Maputo, March 13, 2026 (Lusa) - The Mozambican government on Friday called for negotiations to ensure that the Mozal aluminium smelter – the country’s largest industrial facility, which is suspending operations from Sunday – does not come to a standstill, given its size and importance.
“It would always be good to have Mozal or another major industry like Mozal, either larger or of equal size. Even so, regarding Mozal, which has recently been winding down its operations (...), the government would be happy and would welcome it continuing to operate,” said government spokesperson Inocêncio Impissa today at a meeting with journalists in Maputo.
According to Impissa, the Government has no information regarding new operators who might take over that plant – the largest smelter in Africa – following the suspension of operations decided by the Australian firm South32, which owns Mozal. However, he stressed that the aim is to ensure “that infrastructure does not remain idle”, assuring that the Government, at sectoral level, can provide support in this negotiation process with new investors for the facility.
“Because of this, we will first have to look to the entity itself, the company itself, the owner of Mozal, which will have to show an interest in, for example, transferring the operation, or transferring the company, transferring shares and other forms, considering the different ways of transferring responsibilities or ownership of a specific company such as this,” explained the spokesperson.
At least five companies have closed down and dozens of others may halt operations at the Beluluane Industrial Park in southern Mozambique due to Mozal’s suspension, an official source told Lusa today.
“We estimate there are around 25 companies providing goods and services to Mozal. We have already been informed that most of these companies, given the suspension of activities at Mozal, are also considering taking similar action,” said Onório Manuel, director-general of Mozparks, the entity that manages that industrial park – the largest in the country, 20 kilometres from Maputo.

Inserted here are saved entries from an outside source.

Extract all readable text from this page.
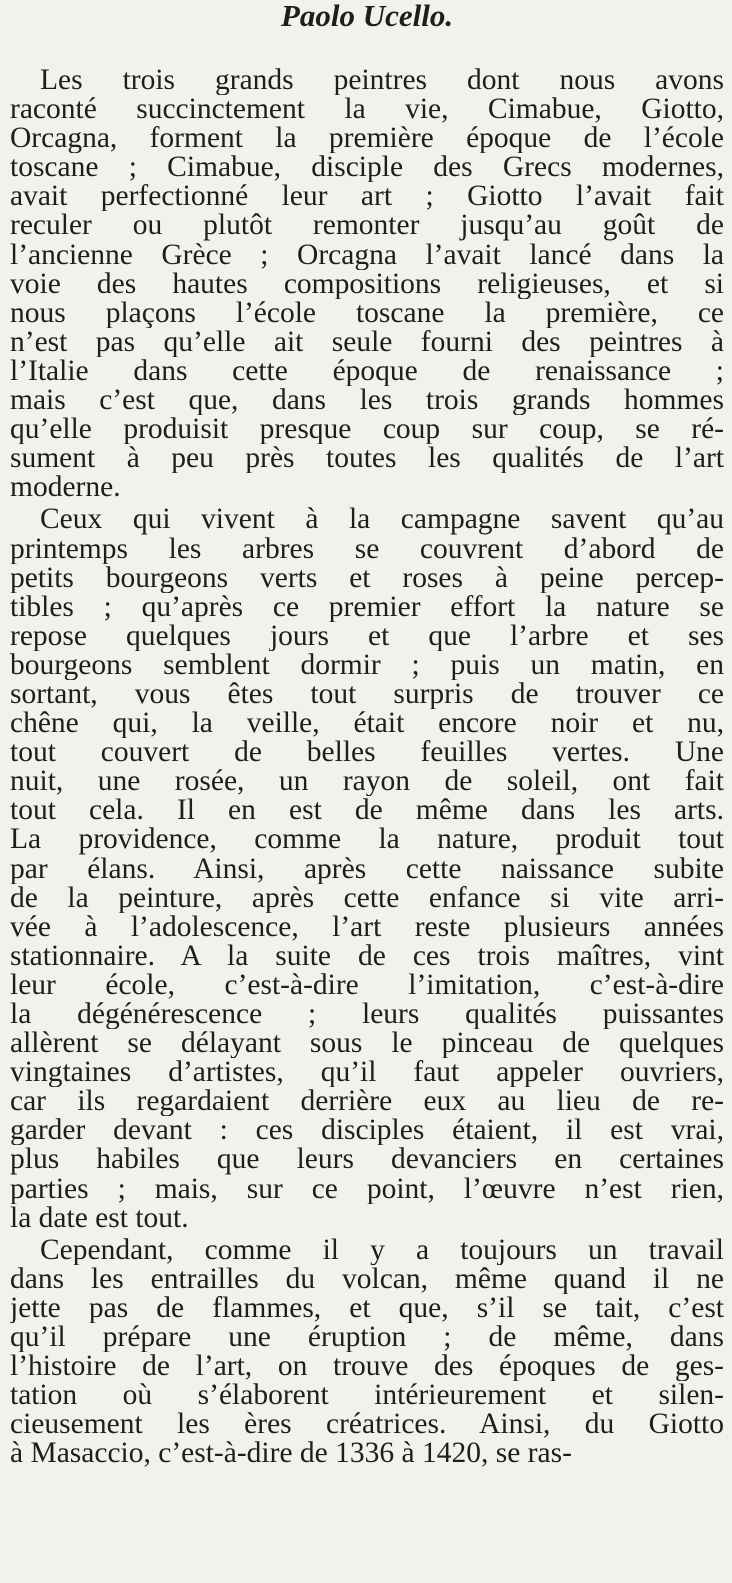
Paolo Ucello.
Les trois grands peintres dont nous avons
raconté succinctement la vie, Cimabue, Giotto,
Orcagna, forment la première époque de l’école
toscane ; Cimabue, disciple des Grecs modernes,
avait perfectionné leur art ; Giotto l’avait fait
reculer ou plutôt remonter jusqu’au goût de
l’ancienne Grèce ; Orcagna l’avait lancé dans la
voie des hautes compositions religieuses, et si
nous plaçons l’école toscane la première, ce
n’est pas qu’elle ait seule fourni des peintres à
l’Italie dans cette époque de renaissance ;
mais c’est que, dans les trois grands hommes
qu’elle produisit presque coup sur coup, se ré-
sument à peu près toutes les qualités de l’art
moderne.
Ceux qui vivent à la campagne savent qu’au
printemps les arbres se couvrent d’abord de
petits bourgeons verts et roses à peine percep-
tibles ; qu’après ce premier effort la nature se
repose quelques jours et que l’arbre et ses
bourgeons semblent dormir ; puis un matin, en
sortant, vous êtes tout surpris de trouver ce
chêne qui, la veille, était encore noir et nu,
tout couvert de belles feuilles vertes. Une
nuit, une rosée, un rayon de soleil, ont fait
tout cela. Il en est de même dans les arts.
La providence, comme la nature, produit tout
par élans. Ainsi, après cette naissance subite
de la peinture, après cette enfance si vite arri-
vée à l’adolescence, l’art reste plusieurs années
stationnaire. A la suite de ces trois maîtres, vint
leur école, c’est-à-dire l’imitation, c’est-à-dire
la dégénérescence ; leurs qualités puissantes
allèrent se délayant sous le pinceau de quelques
vingtaines d’artistes, qu’il faut appeler ouvriers,
car ils regardaient derrière eux au lieu de re-
garder devant : ces disciples étaient, il est vrai,
plus habiles que leurs devanciers en certaines
parties ; mais, sur ce point, l’œuvre n’est rien,
la date est tout.
Cependant, comme il y a toujours un travail
dans les entrailles du volcan, même quand il ne
jette pas de flammes, et que, s’il se tait, c’est
qu’il prépare une éruption ; de même, dans
l’histoire de l’art, on trouve des époques de ges-
tation où s’élaborent intérieurement et silen-
cieusement les ères créatrices. Ainsi, du Giotto
à Masaccio, c’est-à-dire de 1336 à 1420, se ras-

He explained that with Mozal – Mozambique’s largest industrial firm, employing over 1,000 direct staff and 4,000 indirect staff – entering a maintenance and conservation phase, it is now expected that more companies will begin to close, as some of these factories had to remain in operation until the smelter was shut down, “because they were part of the actual process of safely decommissioning Mozal”.
“At the moment, we already have an average of five that have ceased operations, those that were much more closely linked to production, because there are companies specialising in electrical maintenance, industrial maintenance and so on (…). There are already around five companies that have now completely ceased operations with no prospect of resuming,” he noted.
According to Onório Manuel, these shutdowns put around 4,000 jobs at risk in factories neighbouring the smelter: “We are talking about countless jobs in companies linked to Mozal’s value chain, not necessarily at Mozal itself.”
Lusa reported a week ago that the Australian firm South32 considered the proposed energy tariff for the Mozal aluminium smelter in Maputo to be “totally unsustainable”, thereby justifying its closure on 15 March, without ruling out the possibility of restarting Mozambique’s largest industry should conditions change.
In a recent call with Australian investors, the transcript of which Lusa had access to and which involved the presentation of the latest results of the group that leads Mozal and other smelters, the chief executive, Graham Kerr, explained that the “only formal offer” for energy supply from Eskom was almost US$100 per megawatt-hour (MWh), whereas “outside China, less than 1%” of smelters have contracts above US$50 per MWh.